A huge rain band has swept parts of SA, delivering record-breaking falls to cities and towns including the capital.
An unseasonal cool change and dramatic wet weather event brought heavy rain, severe thunderstorms and damaging winds to SA this weekend.
More than 20,000 lightning bolts hit the state while wind gusts of more than 100km/h raged.
The event made for the wettest December day in 75 years in Cleve, on SA’s Central Eyre Peninsula, with 55mm falling in the 24 hours to 9am on Sunday. It caused the nearby Yeldulknie Weir to overflow for the first time in nearly 30 years.
Kimba received 47mm, its heaviest December rainfall in 61 years, while Mount Ive saw 51.2mm, breaking a 53-year-old December rainfall record.
Minlaton, Noarlunga and Edithburg received 47.8mm, 40mm and 36.8mm respectively, all of which broke December rainfall records that were more than 20 years old. For Wudinna in western SA, the event set a historic record of 48.6mm received in one day — the largest single-day deluge since that meter opened in 1999.

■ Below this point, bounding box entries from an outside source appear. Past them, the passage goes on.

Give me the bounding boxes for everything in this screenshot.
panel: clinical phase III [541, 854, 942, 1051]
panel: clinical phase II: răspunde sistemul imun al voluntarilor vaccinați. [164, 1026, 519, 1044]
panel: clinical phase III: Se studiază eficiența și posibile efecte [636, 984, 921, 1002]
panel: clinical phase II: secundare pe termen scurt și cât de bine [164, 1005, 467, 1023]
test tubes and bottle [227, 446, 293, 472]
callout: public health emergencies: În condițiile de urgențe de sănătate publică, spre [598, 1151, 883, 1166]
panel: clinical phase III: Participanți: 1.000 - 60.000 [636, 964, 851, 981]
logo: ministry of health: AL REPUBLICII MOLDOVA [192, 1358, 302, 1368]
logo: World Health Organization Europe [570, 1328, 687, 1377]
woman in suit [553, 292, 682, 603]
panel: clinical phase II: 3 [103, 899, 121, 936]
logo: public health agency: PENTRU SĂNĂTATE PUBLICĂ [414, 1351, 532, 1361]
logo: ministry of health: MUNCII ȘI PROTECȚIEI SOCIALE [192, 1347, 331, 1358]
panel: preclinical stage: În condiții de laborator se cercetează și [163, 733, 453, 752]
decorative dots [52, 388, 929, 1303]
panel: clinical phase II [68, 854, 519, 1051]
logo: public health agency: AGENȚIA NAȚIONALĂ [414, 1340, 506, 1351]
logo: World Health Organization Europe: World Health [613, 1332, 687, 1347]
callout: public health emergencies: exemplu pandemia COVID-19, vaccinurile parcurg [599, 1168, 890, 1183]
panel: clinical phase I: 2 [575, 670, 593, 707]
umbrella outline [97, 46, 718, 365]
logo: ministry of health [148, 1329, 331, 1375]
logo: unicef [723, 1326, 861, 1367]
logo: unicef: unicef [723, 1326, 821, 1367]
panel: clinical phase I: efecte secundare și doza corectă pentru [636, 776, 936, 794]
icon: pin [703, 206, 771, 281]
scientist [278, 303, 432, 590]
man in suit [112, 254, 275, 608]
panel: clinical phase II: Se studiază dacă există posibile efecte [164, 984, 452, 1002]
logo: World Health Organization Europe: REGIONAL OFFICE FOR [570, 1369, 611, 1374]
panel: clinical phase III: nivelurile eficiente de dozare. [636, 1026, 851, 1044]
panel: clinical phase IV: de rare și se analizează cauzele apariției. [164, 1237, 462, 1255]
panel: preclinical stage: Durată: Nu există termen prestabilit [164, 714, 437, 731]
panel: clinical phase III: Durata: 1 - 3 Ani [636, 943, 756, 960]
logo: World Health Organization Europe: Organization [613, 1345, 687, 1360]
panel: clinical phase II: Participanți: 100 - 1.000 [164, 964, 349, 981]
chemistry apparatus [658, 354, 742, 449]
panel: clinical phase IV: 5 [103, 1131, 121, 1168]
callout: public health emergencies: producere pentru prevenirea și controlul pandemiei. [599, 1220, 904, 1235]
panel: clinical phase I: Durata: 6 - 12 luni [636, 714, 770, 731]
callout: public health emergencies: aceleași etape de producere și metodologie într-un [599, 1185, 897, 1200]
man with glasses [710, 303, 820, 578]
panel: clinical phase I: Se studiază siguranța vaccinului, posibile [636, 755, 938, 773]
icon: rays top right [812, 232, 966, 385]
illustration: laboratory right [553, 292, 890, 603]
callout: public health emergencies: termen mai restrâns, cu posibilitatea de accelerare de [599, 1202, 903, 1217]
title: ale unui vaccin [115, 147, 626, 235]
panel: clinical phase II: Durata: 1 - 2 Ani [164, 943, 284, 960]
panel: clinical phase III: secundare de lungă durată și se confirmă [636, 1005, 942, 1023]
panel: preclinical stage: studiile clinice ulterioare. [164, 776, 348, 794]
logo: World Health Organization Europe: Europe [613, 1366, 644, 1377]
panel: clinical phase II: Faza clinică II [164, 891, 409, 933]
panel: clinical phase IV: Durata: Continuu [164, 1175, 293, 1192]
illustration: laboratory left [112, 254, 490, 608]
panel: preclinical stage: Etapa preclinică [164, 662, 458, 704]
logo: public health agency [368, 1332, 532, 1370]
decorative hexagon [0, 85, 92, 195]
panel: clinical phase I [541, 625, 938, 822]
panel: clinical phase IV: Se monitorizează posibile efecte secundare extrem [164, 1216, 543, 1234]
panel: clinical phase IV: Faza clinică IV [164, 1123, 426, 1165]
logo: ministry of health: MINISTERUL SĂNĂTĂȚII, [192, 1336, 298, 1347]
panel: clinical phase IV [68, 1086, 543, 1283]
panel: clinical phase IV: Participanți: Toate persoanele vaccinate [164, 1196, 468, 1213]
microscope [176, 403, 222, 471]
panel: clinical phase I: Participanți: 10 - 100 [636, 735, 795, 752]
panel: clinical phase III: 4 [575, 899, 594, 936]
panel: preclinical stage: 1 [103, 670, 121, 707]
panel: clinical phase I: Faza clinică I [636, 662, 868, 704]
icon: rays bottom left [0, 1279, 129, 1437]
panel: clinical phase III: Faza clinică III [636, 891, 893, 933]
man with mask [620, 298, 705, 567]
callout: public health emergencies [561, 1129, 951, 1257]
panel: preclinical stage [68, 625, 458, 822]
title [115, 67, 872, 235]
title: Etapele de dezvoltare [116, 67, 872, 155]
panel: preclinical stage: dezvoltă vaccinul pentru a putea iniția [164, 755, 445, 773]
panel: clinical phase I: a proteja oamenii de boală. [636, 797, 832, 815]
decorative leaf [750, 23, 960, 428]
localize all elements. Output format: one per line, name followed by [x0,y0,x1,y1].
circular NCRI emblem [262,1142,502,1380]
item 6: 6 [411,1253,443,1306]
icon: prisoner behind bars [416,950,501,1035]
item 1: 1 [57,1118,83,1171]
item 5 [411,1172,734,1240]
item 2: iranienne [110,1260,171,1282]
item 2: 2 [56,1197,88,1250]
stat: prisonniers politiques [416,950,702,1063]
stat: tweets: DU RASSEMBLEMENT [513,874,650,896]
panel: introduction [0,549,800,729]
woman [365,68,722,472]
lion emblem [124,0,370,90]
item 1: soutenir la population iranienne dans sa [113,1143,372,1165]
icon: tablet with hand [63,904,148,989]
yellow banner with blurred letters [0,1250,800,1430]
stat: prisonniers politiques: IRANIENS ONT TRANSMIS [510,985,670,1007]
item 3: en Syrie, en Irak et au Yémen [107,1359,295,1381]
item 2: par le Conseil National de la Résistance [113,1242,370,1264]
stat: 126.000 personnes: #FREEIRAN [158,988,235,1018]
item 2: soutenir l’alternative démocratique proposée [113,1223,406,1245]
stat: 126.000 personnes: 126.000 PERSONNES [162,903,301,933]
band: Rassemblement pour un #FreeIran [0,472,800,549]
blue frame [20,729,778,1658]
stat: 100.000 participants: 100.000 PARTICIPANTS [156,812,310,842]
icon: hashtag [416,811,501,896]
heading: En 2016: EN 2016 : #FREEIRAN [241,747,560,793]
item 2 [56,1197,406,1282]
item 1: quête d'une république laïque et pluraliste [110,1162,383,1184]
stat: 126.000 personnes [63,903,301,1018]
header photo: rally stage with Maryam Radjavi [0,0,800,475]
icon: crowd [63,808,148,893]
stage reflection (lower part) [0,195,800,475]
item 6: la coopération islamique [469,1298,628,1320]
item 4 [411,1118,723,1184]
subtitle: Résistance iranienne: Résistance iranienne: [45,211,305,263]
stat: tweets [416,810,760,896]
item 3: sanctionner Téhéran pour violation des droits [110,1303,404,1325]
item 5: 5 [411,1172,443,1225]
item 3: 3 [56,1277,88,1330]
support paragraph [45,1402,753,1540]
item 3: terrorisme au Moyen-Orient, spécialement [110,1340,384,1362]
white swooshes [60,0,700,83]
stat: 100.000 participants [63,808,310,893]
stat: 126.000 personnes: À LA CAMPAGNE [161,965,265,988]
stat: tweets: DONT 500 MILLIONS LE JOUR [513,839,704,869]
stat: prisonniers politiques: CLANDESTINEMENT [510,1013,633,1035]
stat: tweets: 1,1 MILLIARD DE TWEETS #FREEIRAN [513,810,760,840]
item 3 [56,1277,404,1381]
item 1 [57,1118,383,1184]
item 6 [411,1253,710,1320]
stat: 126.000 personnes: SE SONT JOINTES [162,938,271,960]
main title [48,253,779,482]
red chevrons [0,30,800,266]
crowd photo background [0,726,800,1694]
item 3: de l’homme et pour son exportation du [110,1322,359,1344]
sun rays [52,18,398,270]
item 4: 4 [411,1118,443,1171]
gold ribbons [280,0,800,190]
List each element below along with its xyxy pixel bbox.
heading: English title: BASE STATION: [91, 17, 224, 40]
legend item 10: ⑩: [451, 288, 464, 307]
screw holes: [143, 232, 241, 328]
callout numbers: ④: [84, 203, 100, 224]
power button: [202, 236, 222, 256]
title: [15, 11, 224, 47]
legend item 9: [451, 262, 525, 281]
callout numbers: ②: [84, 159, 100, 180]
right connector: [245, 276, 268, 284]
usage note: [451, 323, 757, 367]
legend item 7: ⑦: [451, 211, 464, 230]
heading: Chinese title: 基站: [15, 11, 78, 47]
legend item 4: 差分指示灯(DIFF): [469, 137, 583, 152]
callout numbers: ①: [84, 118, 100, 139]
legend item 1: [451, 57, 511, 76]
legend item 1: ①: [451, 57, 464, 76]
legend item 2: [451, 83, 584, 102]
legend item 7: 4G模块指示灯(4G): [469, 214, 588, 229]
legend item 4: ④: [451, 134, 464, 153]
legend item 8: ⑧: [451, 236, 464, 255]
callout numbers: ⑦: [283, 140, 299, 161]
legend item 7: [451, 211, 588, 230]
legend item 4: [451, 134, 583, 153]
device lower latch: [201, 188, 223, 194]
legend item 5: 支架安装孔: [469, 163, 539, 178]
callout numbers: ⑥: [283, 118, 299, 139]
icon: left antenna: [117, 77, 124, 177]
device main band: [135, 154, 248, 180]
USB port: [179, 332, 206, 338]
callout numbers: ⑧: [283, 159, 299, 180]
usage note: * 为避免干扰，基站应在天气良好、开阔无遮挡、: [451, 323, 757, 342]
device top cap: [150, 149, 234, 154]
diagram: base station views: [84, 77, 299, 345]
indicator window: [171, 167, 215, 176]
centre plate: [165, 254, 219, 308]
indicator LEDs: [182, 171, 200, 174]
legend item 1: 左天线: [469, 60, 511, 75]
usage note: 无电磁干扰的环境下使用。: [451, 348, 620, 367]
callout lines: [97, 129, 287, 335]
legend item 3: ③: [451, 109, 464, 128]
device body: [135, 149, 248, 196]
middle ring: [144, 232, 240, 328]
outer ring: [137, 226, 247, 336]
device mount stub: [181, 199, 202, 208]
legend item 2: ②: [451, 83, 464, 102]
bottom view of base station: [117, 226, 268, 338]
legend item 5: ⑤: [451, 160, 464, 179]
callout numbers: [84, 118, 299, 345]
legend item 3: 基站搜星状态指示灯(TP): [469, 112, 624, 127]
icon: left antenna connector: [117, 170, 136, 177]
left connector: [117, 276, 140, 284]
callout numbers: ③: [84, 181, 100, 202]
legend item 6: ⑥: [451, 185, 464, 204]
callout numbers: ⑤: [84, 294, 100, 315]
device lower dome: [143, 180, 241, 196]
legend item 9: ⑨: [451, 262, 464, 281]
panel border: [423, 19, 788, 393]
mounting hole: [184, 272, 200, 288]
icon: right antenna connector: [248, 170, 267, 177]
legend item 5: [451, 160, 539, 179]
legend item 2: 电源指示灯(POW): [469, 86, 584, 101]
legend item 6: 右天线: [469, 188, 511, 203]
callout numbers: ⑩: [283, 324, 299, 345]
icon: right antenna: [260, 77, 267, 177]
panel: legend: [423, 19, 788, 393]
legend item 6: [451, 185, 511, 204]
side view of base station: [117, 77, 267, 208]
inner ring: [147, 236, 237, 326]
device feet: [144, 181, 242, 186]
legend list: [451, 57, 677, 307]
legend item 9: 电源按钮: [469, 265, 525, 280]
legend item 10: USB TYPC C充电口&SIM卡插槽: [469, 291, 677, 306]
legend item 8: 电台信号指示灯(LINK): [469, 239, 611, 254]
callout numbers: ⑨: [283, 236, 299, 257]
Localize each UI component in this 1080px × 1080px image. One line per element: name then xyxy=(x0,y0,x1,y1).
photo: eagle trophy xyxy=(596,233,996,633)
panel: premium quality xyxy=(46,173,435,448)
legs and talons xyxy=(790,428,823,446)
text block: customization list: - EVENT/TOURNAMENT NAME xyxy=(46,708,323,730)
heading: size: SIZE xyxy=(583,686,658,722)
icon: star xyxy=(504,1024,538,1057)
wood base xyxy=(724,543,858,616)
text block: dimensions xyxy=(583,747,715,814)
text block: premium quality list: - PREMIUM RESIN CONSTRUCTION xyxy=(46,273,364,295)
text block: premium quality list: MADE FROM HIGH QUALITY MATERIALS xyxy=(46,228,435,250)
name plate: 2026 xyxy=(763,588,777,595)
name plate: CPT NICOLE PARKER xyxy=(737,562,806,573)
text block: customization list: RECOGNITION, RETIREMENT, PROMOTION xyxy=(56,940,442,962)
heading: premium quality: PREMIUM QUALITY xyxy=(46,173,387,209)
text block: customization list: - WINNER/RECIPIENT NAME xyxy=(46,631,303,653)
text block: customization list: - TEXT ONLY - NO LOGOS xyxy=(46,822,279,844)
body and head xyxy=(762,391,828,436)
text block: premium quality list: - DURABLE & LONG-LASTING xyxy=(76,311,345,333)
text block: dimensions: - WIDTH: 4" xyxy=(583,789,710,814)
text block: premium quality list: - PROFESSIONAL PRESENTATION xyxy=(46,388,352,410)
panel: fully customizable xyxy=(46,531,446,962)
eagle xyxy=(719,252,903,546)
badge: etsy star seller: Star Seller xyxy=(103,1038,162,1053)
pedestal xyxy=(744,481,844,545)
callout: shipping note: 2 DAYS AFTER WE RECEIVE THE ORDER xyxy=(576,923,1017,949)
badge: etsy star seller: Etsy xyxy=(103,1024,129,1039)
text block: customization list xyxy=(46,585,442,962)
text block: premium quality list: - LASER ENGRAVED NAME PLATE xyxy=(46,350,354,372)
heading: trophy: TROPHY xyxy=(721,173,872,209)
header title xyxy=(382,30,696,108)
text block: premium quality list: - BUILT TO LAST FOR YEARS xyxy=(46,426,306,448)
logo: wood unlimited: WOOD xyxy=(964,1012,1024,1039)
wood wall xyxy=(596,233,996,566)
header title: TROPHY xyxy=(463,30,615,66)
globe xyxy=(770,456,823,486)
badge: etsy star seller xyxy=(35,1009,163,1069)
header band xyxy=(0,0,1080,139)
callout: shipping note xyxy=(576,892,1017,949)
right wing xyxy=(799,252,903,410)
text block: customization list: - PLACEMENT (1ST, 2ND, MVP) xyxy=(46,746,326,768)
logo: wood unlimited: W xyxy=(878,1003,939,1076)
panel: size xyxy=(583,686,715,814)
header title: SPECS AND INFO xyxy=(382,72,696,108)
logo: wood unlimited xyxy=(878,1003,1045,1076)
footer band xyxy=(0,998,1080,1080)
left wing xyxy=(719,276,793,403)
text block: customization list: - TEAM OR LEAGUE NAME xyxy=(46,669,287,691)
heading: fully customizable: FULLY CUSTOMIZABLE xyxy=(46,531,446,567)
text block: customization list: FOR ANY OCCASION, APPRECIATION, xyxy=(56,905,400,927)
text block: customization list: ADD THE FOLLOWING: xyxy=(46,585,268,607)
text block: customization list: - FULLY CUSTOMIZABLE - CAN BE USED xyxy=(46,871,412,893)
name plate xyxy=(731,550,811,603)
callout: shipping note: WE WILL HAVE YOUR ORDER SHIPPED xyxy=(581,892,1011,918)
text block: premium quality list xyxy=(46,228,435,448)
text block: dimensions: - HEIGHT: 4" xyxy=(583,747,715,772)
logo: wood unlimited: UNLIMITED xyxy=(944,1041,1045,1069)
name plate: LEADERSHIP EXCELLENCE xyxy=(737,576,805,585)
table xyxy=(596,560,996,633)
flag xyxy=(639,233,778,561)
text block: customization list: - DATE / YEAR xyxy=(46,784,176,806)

While the totals mightn’t sound like much in other parts of the country, they’re notable because SA is usually dry at this time of year.
“By the end of [Sunday], it’s anticipated that some of these places will have received more than 100mm of rainfall, and while that’s not a lot for some parts of Australia, it’s typically dry in SA,” Bureau of Meteorology meteorologist Angus Hines said.
“A lot of places [that are] expected to receive between 50 and 100mm of rain only average about 20mm over the course of a typical December, so that’s double or triple what they normally get.”
Adelaide, for instance, received double its average monthly rainfall for December in a single day. More than 50mm of rain fell on the city on Saturday, trampling its December average of 25.9mm, according to the BOM.
The region was also battered by strong winds.
Cape Borda recorded severe gusts of up to 104km/h on Monday morning, while Stenhouse Bay recorded 87 km/h and Cape Willoughby, 81 km/h.
South-easterly winds are “notoriously damaging” for parts of the Mount Lofty Ranges and Adelaide Hills, according to Weatherzone.
“When a low-level inversion forms, such as during a cold day and night like Sunday, south-easterly winds get squeezed between the ground and the inversion like a wind tunnel, amplifying the winds over the region,” Weatherzone meteorologists explained.
More than 900 calls were made to State Emergency Services in SA over the weekend as the wild weather destabilised trees and powerlines.
In Marryatville in Adelaide’s east, a 50 tonne gum tree flattened a family home. Local resident Glynn was inside the home at the time but escaped uninjured.
“I mean it’s pretty devastating, first we’re pretty glad that Dad is OK,” Glynn’s daughter, Hannah, told Channel 9.
More than 30,000 properties lost power while some schools were shuttered on Monday.
The rain also drove bushfire warnings, with an extreme fire danger warning in place for the Murraylands district on Monday.
“Hot and unstable conditions with fresh and gusty southeast to north-easterly winds shifting west to north-westerly with the passage of a trough,” the BOM explained.
“Thunderstorms are expected with strong and erratic outflow winds and the risk of damaging wind gusts and heavy falls.”
A severe thunderstorm warning remains in place for southeast SA, with the rain band and low pressure system expected to linger for several more days.
Flash flooding is possible in locations including Lameroo, Meningie, Karoonda, Berri, Tailem Bend and Coonalpyn, the BOM said.